Celebrating an Artificial Heart Milestone
An Australian man lives for over 100 days with an artificial heart.
The human heart is a marvel. Only the size of a fist, this organ pumps blood through vessels to all parts of the body. Advances in medicine have seen heart transplants become commonplace and even the creation of artificial hearts.
Now, in a world first, an Australian man who received an artificial titanium heart in November 2024, was able to leave the hospital and return home while waiting for a donor heart transplant, reported The Guardian . The patient who is in his 40’s volunteered to become the first Australian recipient. He lived with the device for 105 days.
The researchers and doctors called the BiVACOR total artificial heart an “unmitigated clinical success.” This is an important milestone since 23 million people worldwide suffer from heart failure but only 6,000 receive a donor heart.
The BiVACOR Total Artificial Heart
The titanium BiVACOR total artificial heart was invented by Queensland-born Dr Daniel Timms, and it is a rotary blood pump that can mimic the human heart. The device uses magnetic levitation to replicate the blood flow of a healthy heart.
The artificial heart was designed as a bridge device to keep patients alive while they wait for a human heart and is part of the artificial heart frontiers program that is funded from a grant from the Australian government.
This recent successful heart implant is part of a series of clinical trials, according to a press release from Australia’s Monash University. The first implant of the BiVACOR took place in 2024 at the Heart Institute at Baylor St Luke’s Medical Center. Four more implants occurred in the US.
The Australian implant was the sixth and the first to take place outside of the US. The surgery took place at St Vincent’s Hospital in Sydney by the hospital’s cardiothoracic and transplant surgeon, Dr Paul Jansz.
“Being able to bring Australia along this journey and be part of the first clinical trials is immensely important to me and something that I set out to do from the very beginning,” Timms said in the press release.

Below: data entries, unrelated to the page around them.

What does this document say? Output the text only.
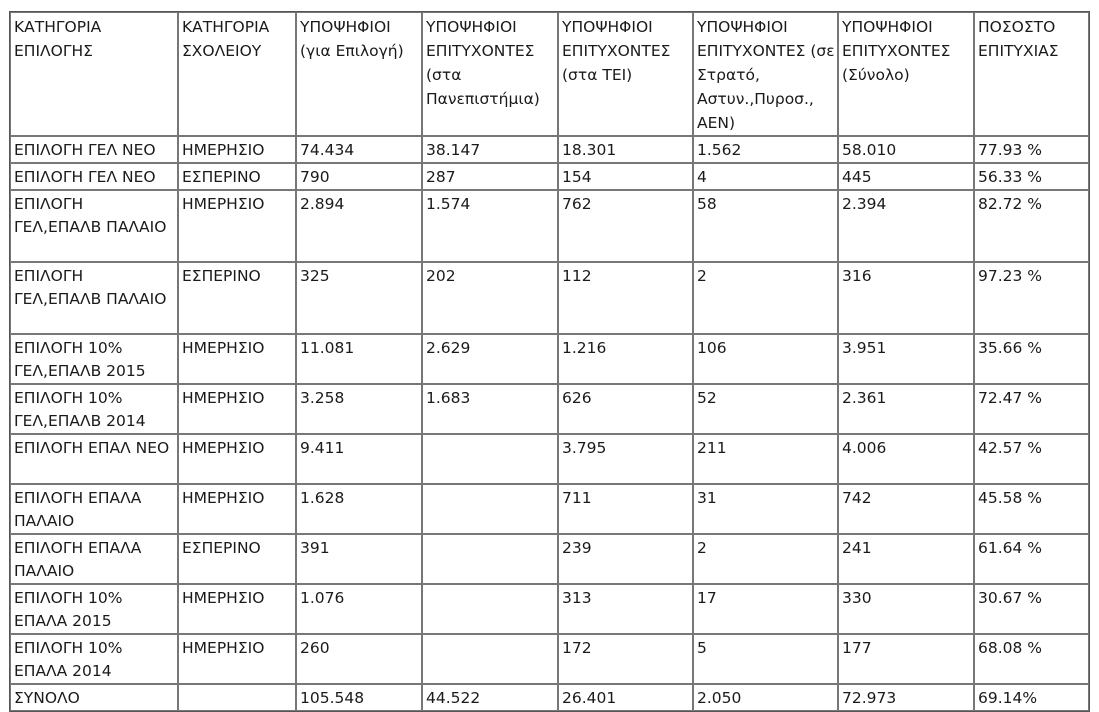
ΚΑΤΗΓΟΡΙΑ ΕΠΙΛΟΓΗΣ	ΚΑΤΗΓΟΡΙΑ ΣΧΟΛΕΙΟΥ	ΥΠΟΨΗΦΙΟΙ (για Επιλογή)	ΥΠΟΨΗΦΙΟΙ ΕΠΙΤΥΧΟΝΤΕΣ (στα Πανεπιστήμια)	ΥΠΟΨΗΦΙΟΙ ΕΠΙΤΥΧΟΝΤΕΣ (στα ΤΕΙ)	ΥΠΟΨΗΦΙΟΙ ΕΠΙΤΥΧΟΝΤΕΣ (σε Στρατό, Αστυν.,Πυροσ., ΑΕΝ)	ΥΠΟΨΗΦΙΟΙ ΕΠΙΤΥΧΟΝΤΕΣ (Σύνολο)	ΠΟΣΟΣΤΟ ΕΠΙΤΥΧΙΑΣ
ΕΠΙΛΟΓΗ ΓΕΛ ΝΕΟ	ΗΜΕΡΗΣΙΟ	74.434	38.147	18.301	1.562	58.010	77.93 %
ΕΠΙΛΟΓΗ ΓΕΛ ΝΕΟ	ΕΣΠΕΡΙΝΟ	790	287	154	4	445	56.33 %
ΕΠΙΛΟΓΗ ΓΕΛ,ΕΠΑΛΒ ΠΑΛΑΙΟ	ΗΜΕΡΗΣΙΟ	2.894	1.574	762	58	2.394	82.72 %
ΕΠΙΛΟΓΗ ΓΕΛ,ΕΠΑΛΒ ΠΑΛΑΙΟ	ΕΣΠΕΡΙΝΟ	325	202	112	2	316	97.23 %
ΕΠΙΛΟΓΗ 10% ΓΕΛ,ΕΠΑΛΒ 2015	ΗΜΕΡΗΣΙΟ	11.081	2.629	1.216	106	3.951	35.66 %
ΕΠΙΛΟΓΗ 10% ΓΕΛ,ΕΠΑΛΒ 2014	ΗΜΕΡΗΣΙΟ	3.258	1.683	626	52	2.361	72.47 %
ΕΠΙΛΟΓΗ ΕΠΑΛ ΝΕΟ	ΗΜΕΡΗΣΙΟ	9.411		3.795	211	4.006	42.57 %
ΕΠΙΛΟΓΗ ΕΠΑΛΑ ΠΑΛΑΙΟ	ΗΜΕΡΗΣΙΟ	1.628		711	31	742	45.58 %
ΕΠΙΛΟΓΗ ΕΠΑΛΑ ΠΑΛΑΙΟ	ΕΣΠΕΡΙΝΟ	391		239	2	241	61.64 %
ΕΠΙΛΟΓΗ 10% ΕΠΑΛΑ 2015	ΗΜΕΡΗΣΙΟ	1.076		313	17	330	30.67 %
ΕΠΙΛΟΓΗ 10% ΕΠΑΛΑ 2014	ΗΜΕΡΗΣΙΟ	260		172	5	177	68.08 %
ΣΥΝΟΛΟ		105.548	44.522	26.401	2.050	72.973	69.14%
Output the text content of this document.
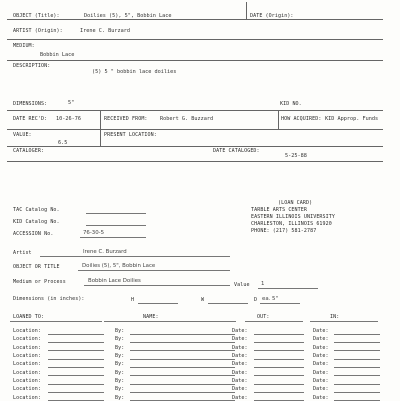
OBJECT (Title):	Doilies (5), 5", Bobbin Lace	DATE (Origin):
ARTIST (Origin):	Irene C. Burzard
MEDIUM:
Bobbin Lace
DESCRIPTION:
(5) 5 " bobbin lace doilies
DIMENSIONS:	5"	KID NO.
DATE REC'D: 10-26-76	RECEIVED FROM: Robert G. Buzzard	HOW ACQUIRED: KID Approp. Funds
VALUE:
6.5
PRESENT LOCATION:
CATALOGER:	DATE CATALOGED:
5-25-88
TAC Catalog No.
KID Catalog No.
ACCESSION No.	76-30-5
(LOAN CARD)
TARBLE ARTS CENTER
EASTERN ILLINOIS UNIVERSITY
CHARLESTON, ILLINOIS 61920
PHONE: (217) 581-2787
Artist	Irene C. Burzard
OBJECT OR TITLE	Doilies (5), 5", Bobbin Lace
Medium or Process	Bobbin Lace Doilies
Value 1
Dimensions (in inches):	H	W	D ea. 5"
LOANED TO:	NAME:	OUT:	IN:
Location:	By:	Date:	Date:
Location:	By:	Date:	Date:
Location:	By:	Date:	Date:
Location:	By:	Date:	Date:
Location:	By:	Date:	Date:
Location:	By:	Date:	Date:
Location:	By:	Date:	Date:
Location:	By:	Date:	Date:
Location:	By:	Date:	Date:
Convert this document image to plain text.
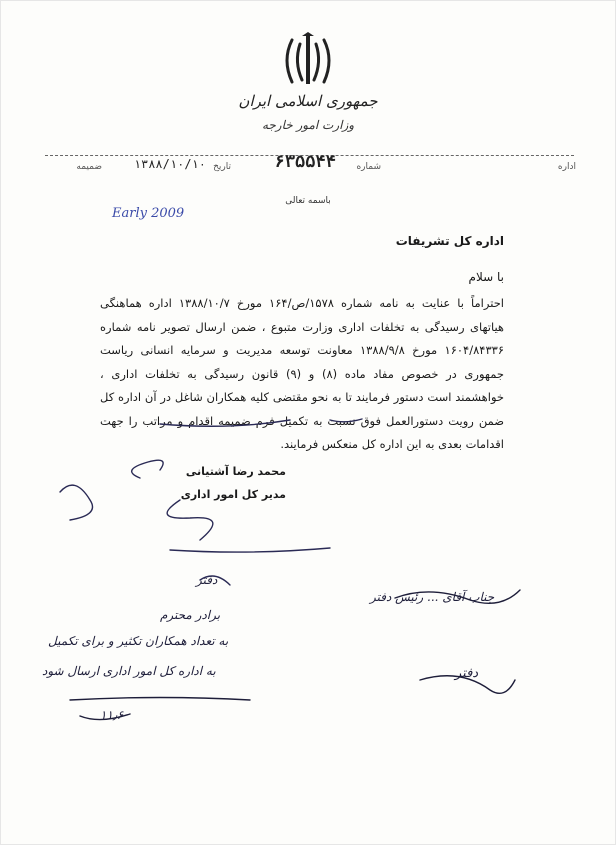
جمهوری اسلامی ایران
وزارت امور خارجه
اداره
شماره
۶۳۵۵۴۴
تاریخ
۱۳۸۸/۱۰/۱۰
ضمیمه
Early 2009
باسمه تعالی
اداره کل تشریفات
با سلام
احتراماً با عنایت به نامه شماره ۱۵۷۸/ص/۱۶۴ مورخ ۱۳۸۸/۱۰/۷ اداره هماهنگی هیاتهای رسیدگی به تخلفات اداری وزارت متبوع ، ضمن ارسال تصویر نامه شماره ۱۶۰۴/۸۴۳۳۶ مورخ ۱۳۸۸/۹/۸ معاونت توسعه مدیریت و سرمایه انسانی ریاست جمهوری در خصوص مفاد ماده (۸) و (۹) قانون رسیدگی به تخلفات اداری ، خواهشمند است دستور فرمایند تا به نحو مقتضی کلیه همکاران شاغل در آن اداره کل ضمن رویت دستورالعمل فوق نسبت به تکمیل فرم ضمیمه اقدام و مراتب را جهت اقدامات بعدی به این اداره کل منعکس فرمایند.
محمد رضا آشتیانی
مدیر کل امور اداری
دفتر
برادر محترم
به تعداد همکاران تکثیر و برای تکمیل
به اداره کل امور اداری ارسال شود
۱۱٫۶
جناب آقای ... رئیس دفتر
دفتر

“It is incredibly rewarding to see our device deliver extended support to the first Australian patient. The unique design and features of the BiVACOR Total Artificial Heart translate into an unmatched safety profile, and it’s exhilarating to see decades of work come to fruition.”
What’s Next?
While over 100 days is a significant milestone, it cannot replace a human heart transplant that can last 10 years (3,000 days) and that’s the goal the researchers are aiming for, reported CNN.
The device has already been tested in a US Food and Drug Administration’s Early Feasibility Study. The plan is to expand the current trial to 15 patients.
St Vincent’s Hospital Sydney cardiologist, Professor Chris Hayward said in the press release that the BiVACOR heart would transform heart failure treatment internationally.
“Within the next decade we will see the artificial heart becoming the alternative for patients who are unable to wait for a donor heart or when a donor heart is simply not available,” he added.